Yesterday the United States revealed it had ordered the expulsion of Venezuelan consul general, Livia Acosta Noguera, giving her until Tuesday to leave the country. The case is another example of the ratcheting up of tensions between the United States, Iran, and Hugo Chavez’s Venezuela. The timing of the case is sure to draw a shadow over the visit of Iranian president Mahmoud Ahmadinejad to South America.
The details of the case also undercut the two leaders comments that Iran and Venezuelan are only concerned with peace and interested only in “bombs of love” rather than more sinister reasons for their alliance.

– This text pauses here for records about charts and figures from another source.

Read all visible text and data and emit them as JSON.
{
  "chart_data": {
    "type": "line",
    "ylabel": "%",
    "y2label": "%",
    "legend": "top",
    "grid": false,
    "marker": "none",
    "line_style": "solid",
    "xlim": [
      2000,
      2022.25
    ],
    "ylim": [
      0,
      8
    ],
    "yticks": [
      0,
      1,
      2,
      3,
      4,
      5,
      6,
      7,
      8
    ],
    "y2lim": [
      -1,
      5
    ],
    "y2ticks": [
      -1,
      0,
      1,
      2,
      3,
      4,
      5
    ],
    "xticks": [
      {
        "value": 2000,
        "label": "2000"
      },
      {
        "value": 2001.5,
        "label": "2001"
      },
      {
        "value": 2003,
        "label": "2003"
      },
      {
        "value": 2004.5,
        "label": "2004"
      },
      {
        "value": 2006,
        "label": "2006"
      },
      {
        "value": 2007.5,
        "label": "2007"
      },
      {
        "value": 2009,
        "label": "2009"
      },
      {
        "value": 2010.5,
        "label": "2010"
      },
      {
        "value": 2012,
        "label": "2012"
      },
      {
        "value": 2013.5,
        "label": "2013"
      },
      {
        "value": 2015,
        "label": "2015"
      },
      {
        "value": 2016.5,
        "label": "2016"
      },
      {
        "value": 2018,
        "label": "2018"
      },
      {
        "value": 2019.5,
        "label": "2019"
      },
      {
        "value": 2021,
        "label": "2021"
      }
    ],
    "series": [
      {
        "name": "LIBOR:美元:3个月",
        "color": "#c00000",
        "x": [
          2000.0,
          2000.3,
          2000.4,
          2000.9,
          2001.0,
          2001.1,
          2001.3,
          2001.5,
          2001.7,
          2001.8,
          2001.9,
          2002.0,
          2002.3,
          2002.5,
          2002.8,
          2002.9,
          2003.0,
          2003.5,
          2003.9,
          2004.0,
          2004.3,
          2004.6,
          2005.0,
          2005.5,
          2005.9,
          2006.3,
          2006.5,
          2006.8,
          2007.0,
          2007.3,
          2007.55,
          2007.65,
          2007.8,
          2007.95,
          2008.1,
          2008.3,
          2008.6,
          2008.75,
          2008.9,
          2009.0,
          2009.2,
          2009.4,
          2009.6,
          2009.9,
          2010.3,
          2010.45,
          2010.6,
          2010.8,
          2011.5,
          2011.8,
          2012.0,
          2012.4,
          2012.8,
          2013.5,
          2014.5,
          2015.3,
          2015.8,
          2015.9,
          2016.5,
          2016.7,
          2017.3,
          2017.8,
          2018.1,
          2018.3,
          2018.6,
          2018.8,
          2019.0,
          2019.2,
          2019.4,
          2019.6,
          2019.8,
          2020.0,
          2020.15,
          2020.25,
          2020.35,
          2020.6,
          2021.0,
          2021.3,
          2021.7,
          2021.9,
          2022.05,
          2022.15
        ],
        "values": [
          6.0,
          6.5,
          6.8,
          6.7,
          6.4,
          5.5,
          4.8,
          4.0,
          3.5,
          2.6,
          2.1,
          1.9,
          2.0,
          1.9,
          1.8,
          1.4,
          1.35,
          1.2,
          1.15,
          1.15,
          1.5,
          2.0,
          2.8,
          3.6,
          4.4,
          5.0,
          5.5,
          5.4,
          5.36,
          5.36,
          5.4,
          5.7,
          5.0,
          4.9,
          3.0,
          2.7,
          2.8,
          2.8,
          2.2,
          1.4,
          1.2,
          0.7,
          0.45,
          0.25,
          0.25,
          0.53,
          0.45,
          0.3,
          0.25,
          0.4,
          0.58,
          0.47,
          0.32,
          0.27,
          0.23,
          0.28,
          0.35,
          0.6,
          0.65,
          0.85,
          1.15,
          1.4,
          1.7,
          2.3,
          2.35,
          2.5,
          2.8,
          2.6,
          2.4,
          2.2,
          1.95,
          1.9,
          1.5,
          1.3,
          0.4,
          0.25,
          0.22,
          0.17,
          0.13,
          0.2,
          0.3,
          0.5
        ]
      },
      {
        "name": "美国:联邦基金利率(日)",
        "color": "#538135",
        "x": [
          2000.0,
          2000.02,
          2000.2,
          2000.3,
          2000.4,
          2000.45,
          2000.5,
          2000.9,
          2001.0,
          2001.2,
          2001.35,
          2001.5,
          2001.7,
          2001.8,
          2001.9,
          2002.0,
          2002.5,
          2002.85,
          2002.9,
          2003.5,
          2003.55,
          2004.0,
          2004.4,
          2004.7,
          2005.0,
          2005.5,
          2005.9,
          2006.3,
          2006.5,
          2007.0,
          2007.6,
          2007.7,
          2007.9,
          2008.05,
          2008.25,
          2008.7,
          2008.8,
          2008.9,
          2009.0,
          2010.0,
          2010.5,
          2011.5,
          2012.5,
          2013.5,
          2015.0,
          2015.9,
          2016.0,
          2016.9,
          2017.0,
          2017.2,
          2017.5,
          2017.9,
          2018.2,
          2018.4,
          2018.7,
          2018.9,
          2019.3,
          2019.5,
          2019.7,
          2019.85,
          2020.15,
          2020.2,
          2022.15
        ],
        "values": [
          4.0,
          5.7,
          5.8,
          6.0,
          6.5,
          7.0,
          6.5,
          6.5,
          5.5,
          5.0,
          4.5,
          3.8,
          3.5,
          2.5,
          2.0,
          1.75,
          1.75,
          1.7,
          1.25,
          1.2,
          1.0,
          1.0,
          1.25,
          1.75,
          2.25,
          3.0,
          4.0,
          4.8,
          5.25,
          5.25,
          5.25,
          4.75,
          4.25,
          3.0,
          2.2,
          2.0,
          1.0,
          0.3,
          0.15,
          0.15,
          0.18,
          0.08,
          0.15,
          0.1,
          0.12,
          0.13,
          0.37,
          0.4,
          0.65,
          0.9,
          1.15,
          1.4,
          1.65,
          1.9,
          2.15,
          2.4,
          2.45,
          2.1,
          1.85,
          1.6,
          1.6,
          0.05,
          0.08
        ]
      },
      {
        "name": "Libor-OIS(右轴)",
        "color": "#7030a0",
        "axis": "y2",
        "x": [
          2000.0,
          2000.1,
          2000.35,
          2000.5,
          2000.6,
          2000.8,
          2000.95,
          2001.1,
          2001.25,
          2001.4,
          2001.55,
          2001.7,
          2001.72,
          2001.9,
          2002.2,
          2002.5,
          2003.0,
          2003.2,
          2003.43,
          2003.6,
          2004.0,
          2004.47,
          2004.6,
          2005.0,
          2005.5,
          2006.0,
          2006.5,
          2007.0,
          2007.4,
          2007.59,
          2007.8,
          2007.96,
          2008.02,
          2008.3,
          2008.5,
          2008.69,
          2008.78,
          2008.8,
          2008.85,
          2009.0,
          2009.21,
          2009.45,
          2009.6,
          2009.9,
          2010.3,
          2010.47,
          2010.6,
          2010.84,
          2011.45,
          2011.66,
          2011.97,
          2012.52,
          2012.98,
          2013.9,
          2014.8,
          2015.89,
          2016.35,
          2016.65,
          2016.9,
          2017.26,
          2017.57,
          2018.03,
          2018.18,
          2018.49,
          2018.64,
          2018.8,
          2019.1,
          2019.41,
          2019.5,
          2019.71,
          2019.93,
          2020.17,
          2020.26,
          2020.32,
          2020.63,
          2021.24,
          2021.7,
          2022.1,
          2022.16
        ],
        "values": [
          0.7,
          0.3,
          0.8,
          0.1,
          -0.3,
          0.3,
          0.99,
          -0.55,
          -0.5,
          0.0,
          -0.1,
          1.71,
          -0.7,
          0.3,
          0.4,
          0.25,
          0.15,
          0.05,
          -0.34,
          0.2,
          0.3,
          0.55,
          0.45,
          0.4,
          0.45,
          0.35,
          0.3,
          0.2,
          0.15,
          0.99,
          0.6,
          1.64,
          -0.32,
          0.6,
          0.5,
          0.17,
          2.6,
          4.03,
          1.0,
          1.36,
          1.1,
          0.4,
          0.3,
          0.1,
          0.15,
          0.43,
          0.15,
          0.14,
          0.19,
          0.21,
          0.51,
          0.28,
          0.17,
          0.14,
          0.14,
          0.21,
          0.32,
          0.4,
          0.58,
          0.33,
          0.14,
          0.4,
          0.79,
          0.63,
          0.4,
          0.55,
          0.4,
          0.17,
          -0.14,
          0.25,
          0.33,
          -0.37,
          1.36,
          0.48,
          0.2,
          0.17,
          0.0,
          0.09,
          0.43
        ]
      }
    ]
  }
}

The accusations against Noguera surfaced last month following a documentary by US Spanish language television network, Univision.
The documentary claimed that while working for the Venezuelan Embassy in Mexico, Noguera discussed, with Cuban and Iranian officials, the launching of cyber attacks against the US, in particular the servers of American nuclear power plants.
The context of the story lies in the ongoing conflict between the United States and Iran, which today escalated even further with the news that US-Iranian, Amir Mirzai Hekmati, was to be sentenced to death on accusations of spying for the CIA. Since 2009, Iran has been the victim of cyber attacks which some have argued originated in the United States.
Although Iran denies it, these cyber attacks have brought complications and delays to its nuclear program. Additionally, Iran has been the victim of a spate of assassinations of a number of its leading scientific and military figures, attacks which are also suggested to have originated in the United States and Israel.
If the allegations against Noguera are true, it demonstrates that Iran is attempting to fight back in the cyber war by targeting sites in the United States. The accusations also help dismiss the narrative of Hugo Chavez that Venezuela is an innocent country being attacked by the United States.
Last month he accused the United States government of launching a program to spread cancer among Latin American leaders, while previously he has stated that the US was planning on invading his country. The accusation against Noguera is likely to reduce Chavez’s leverage in South America and puts a dark could on the remainder of Ahmadinejad’s jaunt in the region.
The Venezuelan and Iranian governments have so far refused to comment.